Dopo aver individuato due ipotesi in cui non sorgono dubbi circa l’applicabilità dell’una o dell’altra fattispecie, la Suprema Corte si sofferma infatti sull’ipotesi controversa in cui i finanziamenti vengano percepiti con artifici e raggiri e devoluti ad un’utilità diversa rispetto all’attività o opera pubblica a cui sarebbero stati destinati. In questo caso, come pocanzi detto, le Sezioni Unite ravvedono un concorso di reati e non un concorso apparente di norme, per l’assenza di un nesso di interdipendenza necessaria tra le due fattispecie.
Prima di giungere alla soluzione interpretativa adottata, in via preliminare, le Sezioni Unite, dopo aver riconosciuto il principio di specialità come unico applicabile nella risoluzione del concorso apparente di norme, in quanto l’unico dotato di fondamento normativo, hanno tra l’altro affermato che il criterio di specialità non si pone in contrasto con il divieto del ne bis in idem, riconosciuto come diritto fondamentale anche nella CEDU e nella Carta di Nizza, dal momento che esso si sostanzia nel divieto di un ulteriore giudizio sul medesimo fatto storico, ma non pone alcuna preclusione al legislatore nazionale nel poter descrivere un fatto in più di una fattispecie e dunque non sembrerebbe venire in rilievo nel caso di specie. Tra l’altro le Sezioni Unite in questo contesto hanno ricordato anche come la stessa Corte Costituzionale abbia recentemente attribuito al divieto del ne bis in idem valore non assoluto.

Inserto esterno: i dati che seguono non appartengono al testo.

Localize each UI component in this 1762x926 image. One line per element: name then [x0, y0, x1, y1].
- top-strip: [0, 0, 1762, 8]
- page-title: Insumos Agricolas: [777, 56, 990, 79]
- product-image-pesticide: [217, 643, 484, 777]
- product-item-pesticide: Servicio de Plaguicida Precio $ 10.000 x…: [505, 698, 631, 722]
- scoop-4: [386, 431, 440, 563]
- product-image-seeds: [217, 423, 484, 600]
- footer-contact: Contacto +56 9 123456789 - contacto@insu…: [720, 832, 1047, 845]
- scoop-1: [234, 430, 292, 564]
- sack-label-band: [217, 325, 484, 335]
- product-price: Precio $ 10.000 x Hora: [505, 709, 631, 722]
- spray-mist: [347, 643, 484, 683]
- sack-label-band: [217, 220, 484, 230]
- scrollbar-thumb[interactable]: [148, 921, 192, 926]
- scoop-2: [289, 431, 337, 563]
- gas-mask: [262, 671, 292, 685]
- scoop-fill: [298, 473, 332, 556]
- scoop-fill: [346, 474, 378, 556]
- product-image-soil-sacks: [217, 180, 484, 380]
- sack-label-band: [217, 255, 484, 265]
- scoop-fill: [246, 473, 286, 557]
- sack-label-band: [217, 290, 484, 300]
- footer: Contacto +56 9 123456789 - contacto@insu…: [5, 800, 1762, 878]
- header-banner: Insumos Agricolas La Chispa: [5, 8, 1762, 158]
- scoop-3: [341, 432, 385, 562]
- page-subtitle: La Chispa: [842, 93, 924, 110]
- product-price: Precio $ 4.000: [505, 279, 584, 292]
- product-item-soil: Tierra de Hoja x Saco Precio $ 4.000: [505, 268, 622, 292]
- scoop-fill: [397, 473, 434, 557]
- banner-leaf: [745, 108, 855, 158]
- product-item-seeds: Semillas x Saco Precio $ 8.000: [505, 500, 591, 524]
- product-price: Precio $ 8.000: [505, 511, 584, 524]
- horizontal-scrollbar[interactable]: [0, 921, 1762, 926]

Alla luce di queste considerazioni, neppure il ne bis in idem potrebbe essere considerato un valido criterio per valutare il confine tra il concorso apparente di norme e quello di reati, come spesso invece sostenuto dalla dottrina e da parte minoritaria della giurisprudenza, residuando quindi il principio di specialità quale unico criterio utilizzabile.
La Suprema Corte fonda inoltre la sua conclusione anche sul dato letterale delle due norme, nelle quali non compare alcuna clausola di riserva, il che rafforza la propensione per una qualificazione autonoma delle stesse e per l’esistenza di un concorso di reati, al quale, in via generale, è possibile derogare, a detta della stessa, solo in presenza di un’espressa clausola di riserva che imponga l’applicazione della norma incriminatrice prevalente. Ad avviso della Corte infatti la clausola di riserva sembra essere l’unico strumento, espressamente previsto dal legislatore, in grado di escludere il concorso di reati senza ricorrere al principio di specialità.
In questa pronuncia del 2017 quindi si sono affermati dei principi di diritto importanti, tra i quali soprattutto la rilevanza del solo principio di specialità quale criterio di differenziazione tra il concorso apparente di norme e il concorso di reati, con conseguente scarto degli altri criteri di elaborazione dottrinale, da un lato e risoluzione del caso di specie a favore del concorso di reati tra le due fattispecie oggetto di analisi, dall’altro.